実際に、医師不足の深刻さは地域ごとに大きく異なる。患者1000人当たりの医師数に対する医師の不足率は、東京都の4.0%に対して、青森県は78.6%に達する(右図参照)。

「この制度は、一時的で持続性がない。特定エリアの医師を増やしても、他のエリアから引き抜かれるだけ。診療報酬による全体の底上げこそ必要だ」(ある病院院長)と、医療関係者には厳しい見方をする者が少なくない。

 再生プランが終了となる五年後に、事業の大幅な停止を決めている県もすでにある。

審査は1回のみ 事後検証は破綻

 12月の中旬以降、有識者による協議会で各都道府県が提出した再生プランが審査される。明示されていなかった各事業予算の内訳金額と積算根拠についても厚労省医政局指導課は「全県から取る」と11月13日に明言した。

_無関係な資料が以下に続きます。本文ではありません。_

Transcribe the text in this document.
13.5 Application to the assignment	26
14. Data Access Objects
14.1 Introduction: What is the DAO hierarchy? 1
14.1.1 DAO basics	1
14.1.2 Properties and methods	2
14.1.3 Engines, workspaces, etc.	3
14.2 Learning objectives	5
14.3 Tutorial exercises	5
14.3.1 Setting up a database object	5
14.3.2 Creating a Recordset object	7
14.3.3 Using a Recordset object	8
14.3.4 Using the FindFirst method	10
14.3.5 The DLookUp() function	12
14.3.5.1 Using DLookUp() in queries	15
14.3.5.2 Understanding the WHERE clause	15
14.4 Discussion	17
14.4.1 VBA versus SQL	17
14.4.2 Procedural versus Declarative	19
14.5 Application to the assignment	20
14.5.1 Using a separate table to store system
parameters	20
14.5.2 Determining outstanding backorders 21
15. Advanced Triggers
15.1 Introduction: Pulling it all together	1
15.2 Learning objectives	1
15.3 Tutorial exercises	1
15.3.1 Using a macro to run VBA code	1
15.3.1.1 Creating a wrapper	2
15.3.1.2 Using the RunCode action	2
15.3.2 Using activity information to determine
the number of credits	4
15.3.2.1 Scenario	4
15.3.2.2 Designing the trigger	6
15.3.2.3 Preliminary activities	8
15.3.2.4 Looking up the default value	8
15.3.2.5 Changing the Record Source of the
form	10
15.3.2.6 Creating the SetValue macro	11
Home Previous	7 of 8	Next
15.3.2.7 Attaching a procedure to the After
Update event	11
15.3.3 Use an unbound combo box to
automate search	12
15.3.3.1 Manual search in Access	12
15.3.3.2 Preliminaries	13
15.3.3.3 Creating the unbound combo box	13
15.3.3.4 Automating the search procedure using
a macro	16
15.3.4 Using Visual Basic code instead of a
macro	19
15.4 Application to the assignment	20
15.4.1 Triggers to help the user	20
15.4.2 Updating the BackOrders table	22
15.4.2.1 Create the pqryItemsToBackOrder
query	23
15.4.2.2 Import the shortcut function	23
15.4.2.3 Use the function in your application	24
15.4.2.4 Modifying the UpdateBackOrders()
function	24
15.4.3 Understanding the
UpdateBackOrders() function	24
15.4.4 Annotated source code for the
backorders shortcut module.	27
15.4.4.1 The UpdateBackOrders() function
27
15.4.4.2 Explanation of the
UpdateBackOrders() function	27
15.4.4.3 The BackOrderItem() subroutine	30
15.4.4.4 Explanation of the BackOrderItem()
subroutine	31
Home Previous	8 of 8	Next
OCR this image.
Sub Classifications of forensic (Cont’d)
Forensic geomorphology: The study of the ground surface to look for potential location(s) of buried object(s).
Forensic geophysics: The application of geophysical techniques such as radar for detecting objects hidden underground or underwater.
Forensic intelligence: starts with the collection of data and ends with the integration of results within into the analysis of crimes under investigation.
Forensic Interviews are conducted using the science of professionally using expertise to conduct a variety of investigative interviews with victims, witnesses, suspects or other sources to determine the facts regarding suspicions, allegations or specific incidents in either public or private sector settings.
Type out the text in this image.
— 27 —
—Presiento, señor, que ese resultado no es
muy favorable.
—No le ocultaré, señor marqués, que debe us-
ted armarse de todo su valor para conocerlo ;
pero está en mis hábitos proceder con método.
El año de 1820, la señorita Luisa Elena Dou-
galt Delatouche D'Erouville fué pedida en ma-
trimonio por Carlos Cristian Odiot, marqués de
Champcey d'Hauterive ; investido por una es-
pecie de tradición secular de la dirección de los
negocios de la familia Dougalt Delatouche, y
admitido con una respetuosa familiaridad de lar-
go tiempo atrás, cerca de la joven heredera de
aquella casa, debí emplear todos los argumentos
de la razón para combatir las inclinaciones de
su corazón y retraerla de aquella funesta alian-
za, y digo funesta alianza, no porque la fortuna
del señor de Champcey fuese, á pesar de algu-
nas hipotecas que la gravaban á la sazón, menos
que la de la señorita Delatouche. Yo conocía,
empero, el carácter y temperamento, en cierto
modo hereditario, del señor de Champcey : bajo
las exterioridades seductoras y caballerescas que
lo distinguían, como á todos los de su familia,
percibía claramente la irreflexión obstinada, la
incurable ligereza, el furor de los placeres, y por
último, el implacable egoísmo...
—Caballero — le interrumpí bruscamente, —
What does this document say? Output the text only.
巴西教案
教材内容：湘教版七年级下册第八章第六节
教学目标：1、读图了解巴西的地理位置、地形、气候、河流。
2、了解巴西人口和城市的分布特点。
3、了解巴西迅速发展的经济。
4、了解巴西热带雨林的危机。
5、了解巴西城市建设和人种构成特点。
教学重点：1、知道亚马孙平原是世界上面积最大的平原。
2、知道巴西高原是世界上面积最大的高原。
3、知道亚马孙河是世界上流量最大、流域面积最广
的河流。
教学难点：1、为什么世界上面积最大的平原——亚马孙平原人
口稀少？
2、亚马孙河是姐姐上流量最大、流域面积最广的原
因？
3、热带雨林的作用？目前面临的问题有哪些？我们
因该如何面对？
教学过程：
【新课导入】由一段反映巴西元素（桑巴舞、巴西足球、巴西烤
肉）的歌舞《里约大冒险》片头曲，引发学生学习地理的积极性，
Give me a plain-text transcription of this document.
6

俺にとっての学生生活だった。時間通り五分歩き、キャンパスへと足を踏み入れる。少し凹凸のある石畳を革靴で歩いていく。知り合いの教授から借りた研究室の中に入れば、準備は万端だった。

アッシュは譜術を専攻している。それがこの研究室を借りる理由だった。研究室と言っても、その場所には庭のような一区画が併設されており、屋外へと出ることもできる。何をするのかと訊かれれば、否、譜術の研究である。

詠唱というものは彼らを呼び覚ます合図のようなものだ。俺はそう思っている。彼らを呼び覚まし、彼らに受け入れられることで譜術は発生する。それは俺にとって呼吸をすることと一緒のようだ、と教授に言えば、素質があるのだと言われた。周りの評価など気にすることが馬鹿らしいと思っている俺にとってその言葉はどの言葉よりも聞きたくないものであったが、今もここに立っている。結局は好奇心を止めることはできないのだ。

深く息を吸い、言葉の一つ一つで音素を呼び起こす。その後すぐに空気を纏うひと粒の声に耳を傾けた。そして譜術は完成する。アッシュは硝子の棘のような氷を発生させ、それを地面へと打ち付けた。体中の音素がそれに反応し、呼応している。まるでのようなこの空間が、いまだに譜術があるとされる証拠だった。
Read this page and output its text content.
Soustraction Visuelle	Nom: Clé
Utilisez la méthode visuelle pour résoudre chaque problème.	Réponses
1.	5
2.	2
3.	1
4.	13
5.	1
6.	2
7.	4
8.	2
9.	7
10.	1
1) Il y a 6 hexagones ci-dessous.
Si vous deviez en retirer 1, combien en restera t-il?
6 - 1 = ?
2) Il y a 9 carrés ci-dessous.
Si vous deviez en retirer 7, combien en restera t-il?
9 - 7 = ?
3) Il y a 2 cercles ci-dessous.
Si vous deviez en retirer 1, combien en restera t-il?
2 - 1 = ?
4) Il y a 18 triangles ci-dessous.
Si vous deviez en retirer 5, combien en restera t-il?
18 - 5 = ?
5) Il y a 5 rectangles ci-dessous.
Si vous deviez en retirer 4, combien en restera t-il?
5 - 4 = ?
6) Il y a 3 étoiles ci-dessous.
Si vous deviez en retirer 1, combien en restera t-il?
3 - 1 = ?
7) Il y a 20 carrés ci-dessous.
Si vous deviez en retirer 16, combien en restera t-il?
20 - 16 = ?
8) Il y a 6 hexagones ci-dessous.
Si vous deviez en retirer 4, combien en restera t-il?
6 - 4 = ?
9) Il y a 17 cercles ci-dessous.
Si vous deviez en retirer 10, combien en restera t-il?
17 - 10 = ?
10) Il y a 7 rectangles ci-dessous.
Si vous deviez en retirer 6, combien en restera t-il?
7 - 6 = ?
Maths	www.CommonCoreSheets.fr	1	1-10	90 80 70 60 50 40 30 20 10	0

 だが、事前に全プランを委員に渡すとはいえ、協議会の開催は、わずか1回のみ。これでは、まともな審査ではなく、単なる“追認”にほかならない。

 行政刷新会議の評価委員(仕分け人)を務める長隆氏(東日本税理士法人・公認会計士)が指摘する。「この基金は、このままでは単なるバラマキになってしまう。交付後に効果のないものは、停止や返還をすべき」。

 対する厚労省は、各県の数値目標を基に「事後検証の実施」を力説する。再生プランには、たとえば救急なら圏外搬送率を「30%」から「10%」に減らすと明記する決まりだ。

 しかし、数値目標を記していない県がいくつもあるのだ。事後検証の仕組みは、ハナから破綻している。この“火種”を取り除かない限り、再生基金の交付は停止すべきだろう。